ECLI:NL:RVS:2022:887
Raad van State
- Hoger beroep
- Rechtspraak.nl
Hoger beroep tegen besluit tot inbewaringstelling van vreemdeling
Op 11 februari 2022 heeft de staatssecretaris van Justitie en Veiligheid een besluit genomen om een vreemdeling in bewaring te stellen. De vreemdeling heeft hiertegen beroep ingesteld bij de rechtbank Den Haag, zittingsplaats Middelburg. Op 28 februari 2022 heeft de rechtbank het beroep ongegrond verklaard en het verzoek om schadevergoeding afgewezen. De vreemdeling, vertegenwoordigd door mr. S. Igdeli, heeft vervolgens hoger beroep ingesteld tegen deze uitspraak.
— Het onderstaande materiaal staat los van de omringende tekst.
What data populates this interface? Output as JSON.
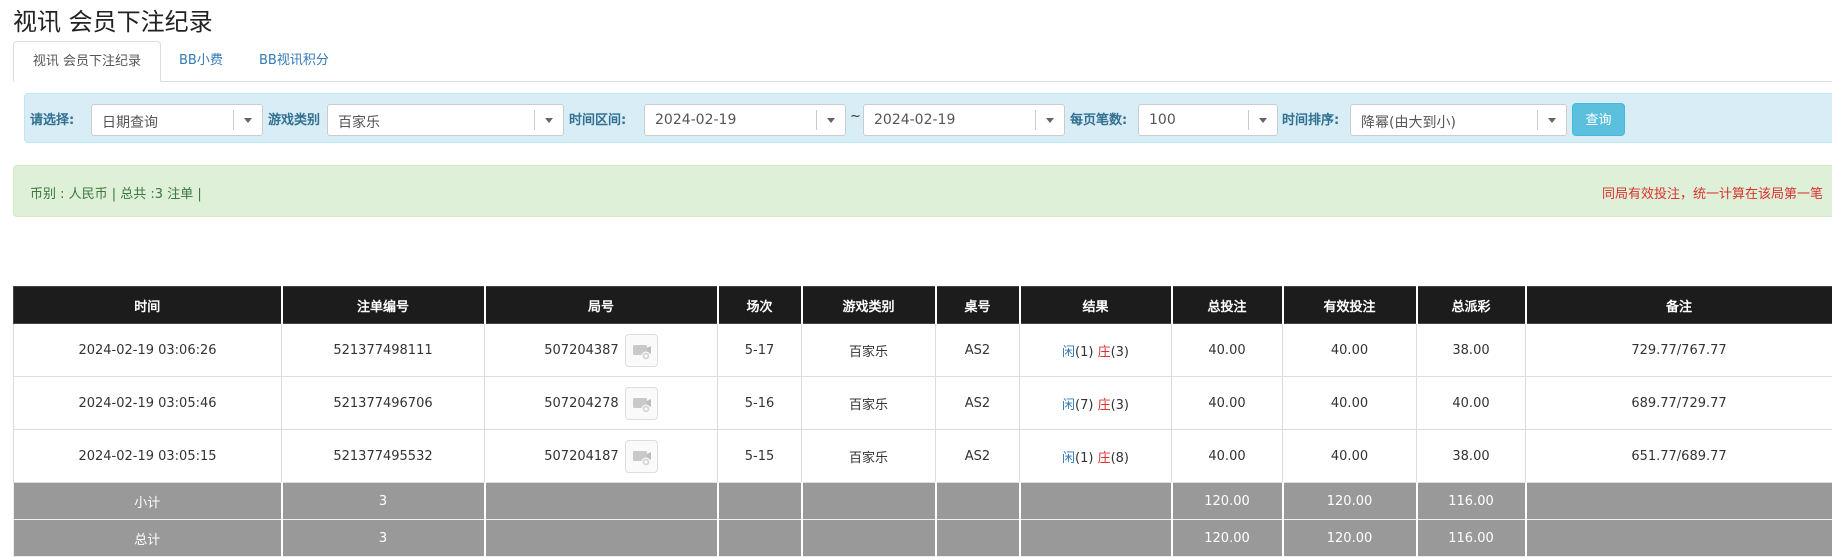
{
  "page_title": "视讯 会员下注纪录",
  "tabs": [
    {
      "label": "视讯 会员下注纪录"
    },
    {
      "label": "BB小费"
    },
    {
      "label": "BB视讯积分"
    }
  ],
  "filters": {
    "select_label": "请选择:",
    "select_value": "日期查询",
    "game_type_label": "游戏类别",
    "game_type_value": "百家乐",
    "time_range_label": "时间区间:",
    "date_from": "2024-02-19",
    "tilde": "~",
    "date_to": "2024-02-19",
    "per_page_label": "每页笔数:",
    "per_page_value": "100",
    "sort_label": "时间排序:",
    "sort_value": "降幂(由大到小)",
    "query_button": "查询"
  },
  "summary": {
    "text": "币别 : 人民币 | 总共 :3 注单 |",
    "notice": "同局有效投注，统一计算在该局第一笔"
  },
  "table": {
    "headers": [
      "时间",
      "注单编号",
      "局号",
      "场次",
      "游戏类别",
      "桌号",
      "结果",
      "总投注",
      "有效投注",
      "总派彩",
      "备注"
    ],
    "rows": [
      {
        "time": "2024-02-19 03:06:26",
        "bet_no": "521377498111",
        "round_no": "507204387",
        "session": "5-17",
        "game": "百家乐",
        "table": "AS2",
        "player_label": "闲",
        "player_pts": "(1)",
        "banker_label": "庄",
        "banker_pts": "(3)",
        "total_bet": "40.00",
        "valid_bet": "40.00",
        "payout": "38.00",
        "remark": "729.77/767.77"
      },
      {
        "time": "2024-02-19 03:05:46",
        "bet_no": "521377496706",
        "round_no": "507204278",
        "session": "5-16",
        "game": "百家乐",
        "table": "AS2",
        "player_label": "闲",
        "player_pts": "(7)",
        "banker_label": "庄",
        "banker_pts": "(3)",
        "total_bet": "40.00",
        "valid_bet": "40.00",
        "payout": "40.00",
        "remark": "689.77/729.77"
      },
      {
        "time": "2024-02-19 03:05:15",
        "bet_no": "521377495532",
        "round_no": "507204187",
        "session": "5-15",
        "game": "百家乐",
        "table": "AS2",
        "player_label": "闲",
        "player_pts": "(1)",
        "banker_label": "庄",
        "banker_pts": "(8)",
        "total_bet": "40.00",
        "valid_bet": "40.00",
        "payout": "38.00",
        "remark": "651.77/689.77"
      }
    ],
    "subtotal": {
      "label": "小计",
      "count": "3",
      "total_bet": "120.00",
      "valid_bet": "120.00",
      "payout": "116.00"
    },
    "total": {
      "label": "总计",
      "count": "3",
      "total_bet": "120.00",
      "valid_bet": "120.00",
      "payout": "116.00"
    }
  }
}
De Afdeling bestuursrechtspraak van de Raad van State heeft op 24 maart 2022 uitspraak gedaan in het hoger beroep. De Afdeling oordeelt dat het hoger beroep niet leidt tot vernietiging van de uitspraak van de rechtbank. Dit oordeel is niet verder gemotiveerd, omdat het hogerberoepschrift geen vragen bevat die in het belang van de rechtseenheid, de rechtsontwikkeling of de rechtsbescherming in algemene zin beantwoord moeten worden, zoals vermeld in artikel 91, tweede lid, van de Vreemdelingenwet 2000.
De Afdeling bevestigt de uitspraak van de rechtbank en verklaart het hoger beroep ongegrond. De staatssecretaris van Justitie en Veiligheid hoeft geen proceskosten te vergoeden. De uitspraak is openbaar uitgesproken op dezelfde datum, 24 maart 2022, en is vastgesteld door mr. C.M. Wissels, lid van de enkelvoudige kamer, in tegenwoordigheid van mr. H. Vonk, griffier.